Two important federal laws protect the privacy rights of all students: the Family Educational Rights and Privacy Act of 1974, 20 U.S.C. 1232g, “FERPA” and Protection of Pupil Rights Amendment, 20 U.S.C. §1232h, “PPRA.” Both of these laws create obligations that should be incorporated into a school district’s operational policies.
FERPA makes student educational records and personally identifiable information confidential. It ensures parental access to records and a mechanism to challenge the accuracy of such records. It establishes very specific guidelines and exceptions with regard to access, disclosure and amendment of information in student records. It also enables school districts to identify categories of “directory information,” (such as name, telephone, address, etc.) that may be disclosed without prior written consent unless a parent or guardian opts out of such disclosure.
PPRA gives parents the opportunity to limit the kind of personal information that school district may elicit or otherwise collect from students as part of a survey, analysis, evaluation or certain types of physical examinations. It also establishes parental access to information about these surveys or instructional materials that concern student information of a protected nature.
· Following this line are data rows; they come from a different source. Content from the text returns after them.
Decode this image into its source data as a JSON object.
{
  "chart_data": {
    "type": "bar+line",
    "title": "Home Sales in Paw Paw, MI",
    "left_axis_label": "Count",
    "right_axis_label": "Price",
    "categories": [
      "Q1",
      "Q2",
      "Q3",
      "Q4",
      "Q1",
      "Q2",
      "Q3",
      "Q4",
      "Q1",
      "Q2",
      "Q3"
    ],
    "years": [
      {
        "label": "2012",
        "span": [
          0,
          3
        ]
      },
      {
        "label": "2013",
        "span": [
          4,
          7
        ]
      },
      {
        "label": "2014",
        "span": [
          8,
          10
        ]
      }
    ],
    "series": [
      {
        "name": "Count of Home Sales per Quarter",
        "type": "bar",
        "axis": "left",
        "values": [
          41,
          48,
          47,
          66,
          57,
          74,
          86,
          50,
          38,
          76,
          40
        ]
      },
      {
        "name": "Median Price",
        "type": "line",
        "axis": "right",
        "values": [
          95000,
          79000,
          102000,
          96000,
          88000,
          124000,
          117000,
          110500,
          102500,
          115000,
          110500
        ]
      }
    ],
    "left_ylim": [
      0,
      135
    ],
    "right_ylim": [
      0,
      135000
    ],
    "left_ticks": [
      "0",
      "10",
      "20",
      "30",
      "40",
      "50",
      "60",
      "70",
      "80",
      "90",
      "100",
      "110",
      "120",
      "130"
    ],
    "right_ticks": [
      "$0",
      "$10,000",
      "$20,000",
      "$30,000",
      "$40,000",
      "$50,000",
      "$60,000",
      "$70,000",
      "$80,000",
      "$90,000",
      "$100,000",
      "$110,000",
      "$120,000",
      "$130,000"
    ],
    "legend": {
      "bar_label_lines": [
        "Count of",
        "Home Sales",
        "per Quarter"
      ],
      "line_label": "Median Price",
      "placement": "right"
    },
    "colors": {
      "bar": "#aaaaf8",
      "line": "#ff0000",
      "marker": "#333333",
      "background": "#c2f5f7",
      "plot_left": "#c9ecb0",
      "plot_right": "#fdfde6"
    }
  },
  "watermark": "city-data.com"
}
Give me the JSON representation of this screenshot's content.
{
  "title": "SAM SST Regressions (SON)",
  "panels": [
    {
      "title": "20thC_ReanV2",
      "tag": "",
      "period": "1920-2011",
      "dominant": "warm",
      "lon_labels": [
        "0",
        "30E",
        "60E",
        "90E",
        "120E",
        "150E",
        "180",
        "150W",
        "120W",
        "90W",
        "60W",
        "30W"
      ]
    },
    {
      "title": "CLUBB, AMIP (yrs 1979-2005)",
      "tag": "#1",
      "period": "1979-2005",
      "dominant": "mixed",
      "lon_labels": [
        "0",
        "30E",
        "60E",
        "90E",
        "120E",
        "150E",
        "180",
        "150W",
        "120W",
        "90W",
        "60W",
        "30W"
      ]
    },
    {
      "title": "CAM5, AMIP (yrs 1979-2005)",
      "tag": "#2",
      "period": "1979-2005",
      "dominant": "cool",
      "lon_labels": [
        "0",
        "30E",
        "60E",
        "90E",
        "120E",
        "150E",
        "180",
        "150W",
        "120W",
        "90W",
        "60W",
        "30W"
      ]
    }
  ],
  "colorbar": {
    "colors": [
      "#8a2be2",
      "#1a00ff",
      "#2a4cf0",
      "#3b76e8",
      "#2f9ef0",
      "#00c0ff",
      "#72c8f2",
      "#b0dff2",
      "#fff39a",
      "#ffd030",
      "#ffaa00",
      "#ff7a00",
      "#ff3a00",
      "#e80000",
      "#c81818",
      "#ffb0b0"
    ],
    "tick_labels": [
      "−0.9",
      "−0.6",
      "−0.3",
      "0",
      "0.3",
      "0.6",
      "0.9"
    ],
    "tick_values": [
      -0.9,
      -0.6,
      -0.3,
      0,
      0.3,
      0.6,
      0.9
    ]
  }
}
A very simplified explanation of the difference between these laws is that FERPA protects information that the school district already has about a student and the PPRA protects information that the district does not have, but might otherwise obtain from students that is private in nature. Both laws require school districts to provide parents with annual notification of these rights, but the content of the annual notification differs greatly between FERPA and PPRA. In addition, the definition of the term “personal information” differs. As a result, school districts should keep these two privacy-related policies separated for clarity of purpose and greater ease of administration of the district’s responsibilities.